I assume the Fed’s new bond-buying program is playing a role. So, too, what’s been happening in Iran. Steve Hanke over at Cato:
Since the U.S. and E.U. first enacted sanctions against Iran, in 2010, the value of the Iranian rial (IRR) has plummeted, imposing untold misery on the Iranian people. When a currency collapses, you can be certain that other economic metrics are moving in a negative direction, too. Indeed, using new data from Iran’s foreign-exchange black market, I estimate that Iran’s monthly inflation rate has reached 69.6%. With a monthly inflation rate this high (over 50%), Iran is undoubtedly experiencing hyperinflation.

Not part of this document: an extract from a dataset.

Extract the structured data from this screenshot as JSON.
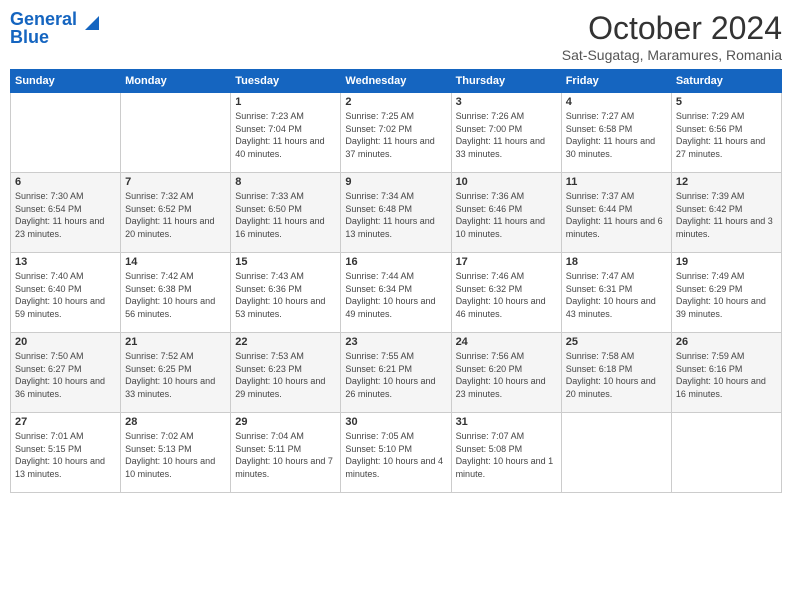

So can hyperinflation happen in America? Highly unlikely. As Matt O’Brien points out, hyperinflation is what you get when a nation has truly massive debt problems, out-of-control money printing, and economic chaos.
Right now getting the markets to buy our debt isn’t the problem. Getting enough debt for the markets to buy is the problem. Investors are so crazy to load up on Treasuries that they’re actually paying us to borrow, taking inflation into account.
Second, the United States isn’t really printing money. … Quantitative easing is usually described as “money-printing” but it’s not really. QE involves the Fed buying longer-term bonds from banks. It simply swaps one asset for another — in this case, cash for longer-term bonds.
Third, the most important difference between us and post-war Hungary or Weimar is that our roads haven’t been razed to the ground and half the country isn’t striking. It’s very difficult to have hyperinflation when you still have a functioning economy. Almost all examples of hyperinflation result from huge economic shocks that devastate an economy so much that leaders think printing money is the only solution to growth.